Romans 12:1-3 reads this way in the Message
1 So here's what I want you to do, God helping you: Take your everyday, ordinary life-your sleeping, eating, going-to-work, and walking-around life-and place it before God as an offering. Embracing what God does for you is the best thing you can do for him. 2 Don't become so well-adjusted to your culture that you fit into it without even thinking. Instead, fix your attention on God. You'll be changed from the inside out. Readily recognize what he wants from you, and quickly respond to it. Unlike the culture around you, always dragging you down to its level of immaturity, God brings the best out of you, develops well-formed maturity in you. 3 I'm speaking to you out of deep gratitude for all that God has given me, and especially as I have responsibilities in relation to you. Living then, as every one of you does, in pure grace, it's important that you not misinterpret yourselves as people who are bringing this goodness to God. No, God brings it all to you.  The only accurate way to understand ourselves is by what God is and by what he does for us, not by what we are and what we do for him.

It reads as follows in the JB Phillips
1 WITH eyes wide open to the mercies of God, I beg you, my brothers, as an act of intelligent worship, to give him your bodies, as a living sacrifice, consecrated to him and acceptable by him. 2 Don't let the world around you squeeze you into its own mould, but let God re-make you so that your whole attitude of mind is changed. Thus you will prove in practice that the will of God is good, acceptable to him and perfect. 3 As your spiritual teacher I, by the grace God gave me, give this advice to each one of you. Don't cherish exaggerated ideas of yourself or your importance, but try to have a sane estimate of your capabilities by the light of the faith that God has given to you all.

In essence grace is not the freedom to fit into the worlds mold so we can avoid the inconvenience of being misunderstood or persecuted for being different. It is the power of God at work in us enabling us to embrace the difference that Christ brings into our lives and which sets us apart from the world and its values. It is this very life of Christ at work in us through grace which makes us stand out in the crowd.

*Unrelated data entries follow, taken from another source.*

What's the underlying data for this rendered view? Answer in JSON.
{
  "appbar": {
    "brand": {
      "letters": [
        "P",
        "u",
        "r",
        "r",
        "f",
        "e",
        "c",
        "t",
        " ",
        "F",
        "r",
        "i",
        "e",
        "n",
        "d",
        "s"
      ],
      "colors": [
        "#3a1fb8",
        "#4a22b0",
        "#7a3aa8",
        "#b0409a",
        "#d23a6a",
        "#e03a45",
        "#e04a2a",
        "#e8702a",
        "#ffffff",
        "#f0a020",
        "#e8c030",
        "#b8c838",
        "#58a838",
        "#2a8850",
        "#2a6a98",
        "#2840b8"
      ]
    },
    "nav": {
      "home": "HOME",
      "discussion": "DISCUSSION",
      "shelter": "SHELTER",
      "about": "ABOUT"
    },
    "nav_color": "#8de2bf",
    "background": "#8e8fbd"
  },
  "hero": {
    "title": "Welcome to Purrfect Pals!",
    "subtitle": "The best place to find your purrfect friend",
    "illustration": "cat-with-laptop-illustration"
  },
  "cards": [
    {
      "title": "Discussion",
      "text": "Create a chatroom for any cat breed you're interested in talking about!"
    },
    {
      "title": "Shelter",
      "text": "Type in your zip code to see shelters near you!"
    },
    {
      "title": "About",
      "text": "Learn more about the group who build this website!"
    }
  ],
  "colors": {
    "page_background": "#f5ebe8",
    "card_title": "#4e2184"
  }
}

While others run to
excess and rioting and drunkenness and reveling we are inclined to avoid such practices not because we are holier than thou people who think we are better, but because eternal life through Jesus Christ has invaded our very souls and is washing us and renewing us day by day as we follow after Him.

If being around those who have decided to follow Christ seriously with their lives causes you to feel uncomfortable, the problem does not lie with the devoted followers of Jesus. It is likely that you are resisting the conviction of the Holy Spirit and your attempt is leading you to accuse the saints of attitudes and actions they do not own. Is it possible that your interpretation is being formed by the war that is waging within your own soul?